Routine microscopic karyotyping is an important part of the diagnostic work-up in patients with multiple congenital anomalies (MCA) and/or intellectual disability (ID), allowing for the detection of microscopically visible chromosome aberrations. Smaller but clinically relevant deletions and duplications, however, remain unnoticed. Therefore high-resolution genome-wide technologies such as genomic microarrays are needed.

To improve the genotype-phenotype relationship.

To elucidate causative copy number variations with microarray techniques.

The implementation of microarray technologiesed as a routine diagnostic setting to detect causative copy number variations (CNV) in MCA and/or ID patients.

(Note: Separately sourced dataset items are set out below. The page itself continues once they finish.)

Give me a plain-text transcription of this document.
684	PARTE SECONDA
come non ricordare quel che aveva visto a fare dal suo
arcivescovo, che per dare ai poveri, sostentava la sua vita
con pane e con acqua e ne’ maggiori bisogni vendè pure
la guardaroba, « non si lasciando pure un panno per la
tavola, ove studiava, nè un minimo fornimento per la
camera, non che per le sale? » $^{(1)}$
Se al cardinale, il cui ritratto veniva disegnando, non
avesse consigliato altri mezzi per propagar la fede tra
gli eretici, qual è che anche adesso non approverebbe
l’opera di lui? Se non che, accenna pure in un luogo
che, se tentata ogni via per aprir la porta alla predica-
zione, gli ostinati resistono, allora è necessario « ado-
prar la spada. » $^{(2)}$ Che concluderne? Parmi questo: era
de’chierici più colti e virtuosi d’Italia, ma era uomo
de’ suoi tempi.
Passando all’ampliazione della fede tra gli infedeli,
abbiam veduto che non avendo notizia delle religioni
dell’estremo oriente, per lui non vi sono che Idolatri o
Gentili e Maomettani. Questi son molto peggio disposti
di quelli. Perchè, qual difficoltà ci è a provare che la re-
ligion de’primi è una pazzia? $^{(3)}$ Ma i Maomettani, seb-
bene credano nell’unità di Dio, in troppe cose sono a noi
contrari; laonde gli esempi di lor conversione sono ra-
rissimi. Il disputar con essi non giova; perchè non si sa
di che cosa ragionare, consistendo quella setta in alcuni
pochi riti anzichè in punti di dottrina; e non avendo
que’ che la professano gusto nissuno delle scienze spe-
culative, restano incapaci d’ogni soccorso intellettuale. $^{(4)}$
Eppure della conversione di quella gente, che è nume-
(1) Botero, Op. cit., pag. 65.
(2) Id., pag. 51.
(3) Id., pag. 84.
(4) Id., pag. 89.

Patients with a chromosome aberration usually do not only display developmental delay, but can have behavioral disorders as well, like in the well-known microdeletion syndromes Velo-Cardio-Facial syndrome (22q11.2 deletion) and Smith-Magenis syndrome (17p11.2 deletion). New microdeletion and -duplication syndromes are frequently discovered with the implementation of new techniques and sometimes psychiatric problems are part of the phenotype too, including for example the 15q13.3 deletion and 16p11.2 deletion syndrome. A complicating factor in determining the phenotype however, is that these CNVs are detected as a de novo finding in children with autism spectrum disorders or schizophrenia, yet also in normal parents without a psychiatric disorder.

Improvement in molecular genetic techniques has resulted in promising results, in that the chance to find a causative etiology has increased from 5% to 15–20%. Collaborative and careful genotype-phenotype studies in these rare chromosome aberrations are needed to come to a good quality definition of the phenotypic spectrum, including psychiatric disorders.